Apple’s Siri, Microsoft’s Cortana, Amazon’s Alexa…

Although some of the most familiar robot voices are modeled from actual human speech using Text-to-Speech, or “TTS”, technology (Siri is based on voiceover artist Sarah Benett), current techniques often result in speech patterns that are unnatural to human ears.

Concatenative TTS

Classic AI voices like Siri are modeled with a particular process called Concatenative Synthesis. This method first records entire words and phrases, which are known as individual “units”. Then, the method builds sentences by linking units together in the most logical way possible. The downside of Concatenative Synthesis is that it has trouble modulating the voice, resulting in awkward (and often unpleasant) speech patterns.

DeepMind is changing the paradigm from Concatenative TTS Synthesis by pioneering a technique based on Deep Learning.

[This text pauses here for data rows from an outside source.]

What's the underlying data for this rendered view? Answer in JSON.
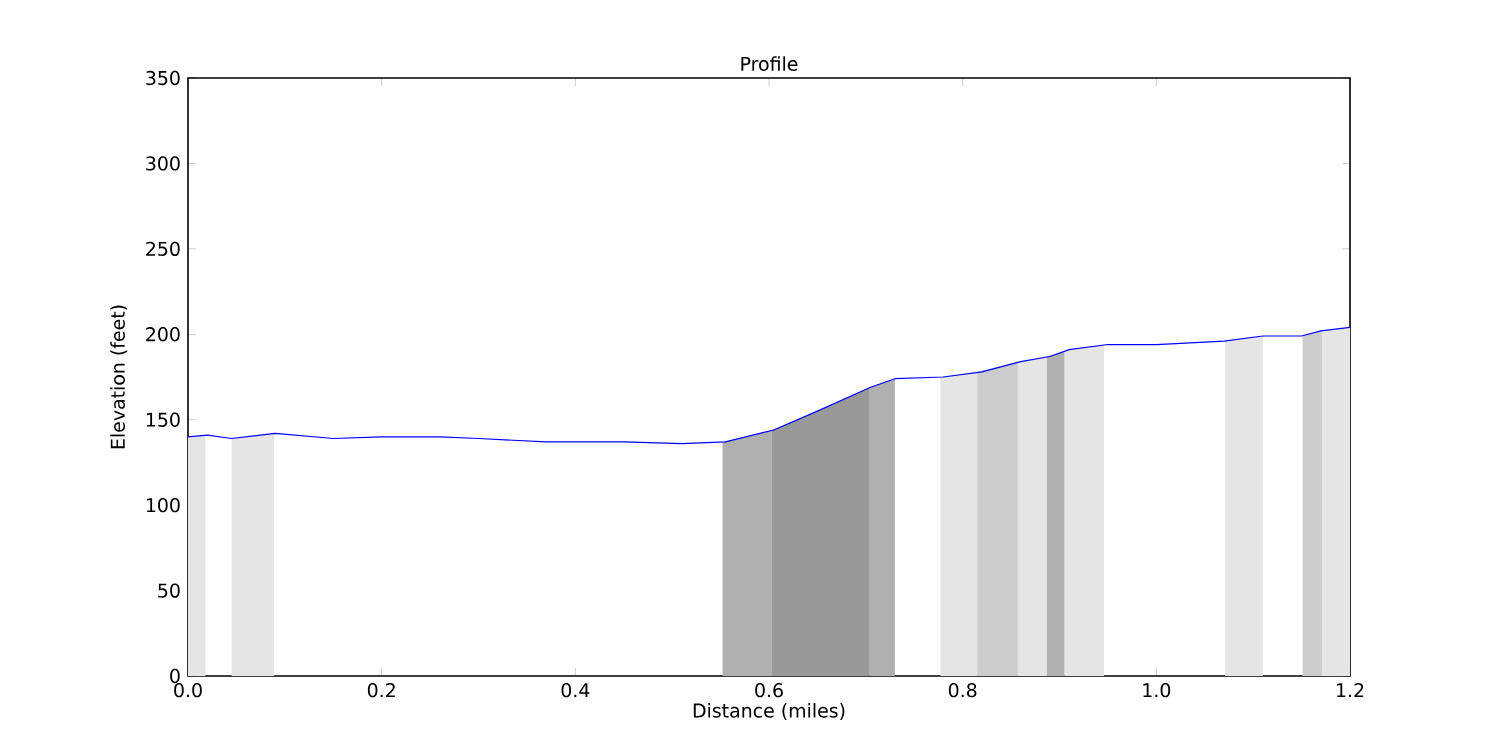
{
  "chart_data": {
    "type": "line",
    "title": "Profile",
    "xlabel": "Distance (miles)",
    "ylabel": "Elevation (feet)",
    "xlim": [
      0,
      1.2
    ],
    "ylim": [
      0,
      350
    ],
    "xticks": [
      {
        "value": 0,
        "label": "0.0"
      },
      {
        "value": 0.2,
        "label": "0.2"
      },
      {
        "value": 0.4,
        "label": "0.4"
      },
      {
        "value": 0.6,
        "label": "0.6"
      },
      {
        "value": 0.8,
        "label": "0.8"
      },
      {
        "value": 1.0,
        "label": "1.0"
      },
      {
        "value": 1.2,
        "label": "1.2"
      }
    ],
    "yticks": [
      0,
      50,
      100,
      150,
      200,
      250,
      300,
      350
    ],
    "grid": false,
    "marker": "none",
    "line_style": "solid",
    "series": [
      {
        "type": "area",
        "color": "#e5e5e5",
        "x": [
          0,
          0.018,
          0.03,
          0.045,
          0.089,
          0.43,
          0.777,
          0.815,
          0.836,
          0.857,
          0.887,
          0.896,
          0.905,
          0.946,
          1.01,
          1.071,
          1.11,
          1.13,
          1.171,
          1.2
        ],
        "values": [
          140,
          141,
          null,
          139,
          142,
          null,
          175,
          178,
          null,
          184,
          187,
          null,
          190,
          194,
          null,
          196,
          199,
          null,
          202,
          204
        ]
      },
      {
        "type": "area",
        "color": "#cccccc",
        "x": [
          0.815,
          0.857,
          1.0,
          1.151,
          1.171
        ],
        "values": [
          178,
          184,
          null,
          199,
          202
        ]
      },
      {
        "type": "area",
        "color": "#b0b0b0",
        "x": [
          0.552,
          0.603,
          0.65,
          0.704,
          0.73,
          0.8,
          0.887,
          0.905
        ],
        "values": [
          137,
          144,
          null,
          169,
          174,
          null,
          187,
          190
        ]
      },
      {
        "type": "area",
        "color": "#999999",
        "x": [
          0.603,
          0.65,
          0.704
        ],
        "values": [
          144,
          155,
          169
        ]
      },
      {
        "color": "#0000ff",
        "x": [
          0,
          0.02,
          0.045,
          0.09,
          0.15,
          0.2,
          0.26,
          0.3,
          0.37,
          0.45,
          0.51,
          0.555,
          0.605,
          0.65,
          0.705,
          0.73,
          0.78,
          0.82,
          0.86,
          0.89,
          0.91,
          0.95,
          1.0,
          1.07,
          1.11,
          1.15,
          1.17,
          1.2
        ],
        "values": [
          140,
          141,
          139,
          142,
          139,
          140,
          140,
          139,
          137,
          137,
          136,
          137,
          144,
          155,
          169,
          174,
          175,
          178,
          184,
          187,
          191,
          194,
          194,
          196,
          199,
          199,
          202,
          204
        ]
      }
    ]
  }
}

WaveNet’s Revolutionary Approach

Instead of feeding entire units into the AI, DeepMind is training its WaveNet AI to directly model raw waveforms contained in the audio signal, one by one. This means that WaveNet can intelligently dissect both the text and the sound samples that it receives before reproducing them one at a time, which is particularly important for syllabic languages like English.

WaveNet even accounts for sounds as subtle as breathing and tongue movement. These additional parameters not only allow for more flexibility in voice modulation specifically but also help to create a more natural-sounding speech pattern as a whole.

Like traditional AI voices, WaveNet technology is also based on real human voices and speech patterns. What’s different about WaveNet (and really exciting) is that it incorporates Machine Learning into its process. The AI seems to learn from exposure to human speech samples, and subsequently, use that information to improve itself.

The result is less choppy and more natural machine babbling than any other artificial voice assistants known to date.

Google will certainly be making use of WaveNet in new versions of classic applications like Maps, and other companies are sure to follow suit. DeepMind’s accomplishments show that more human AI voices like Tony Stark’s natural-language interface J.A.R.V.I.S. are just around the corner.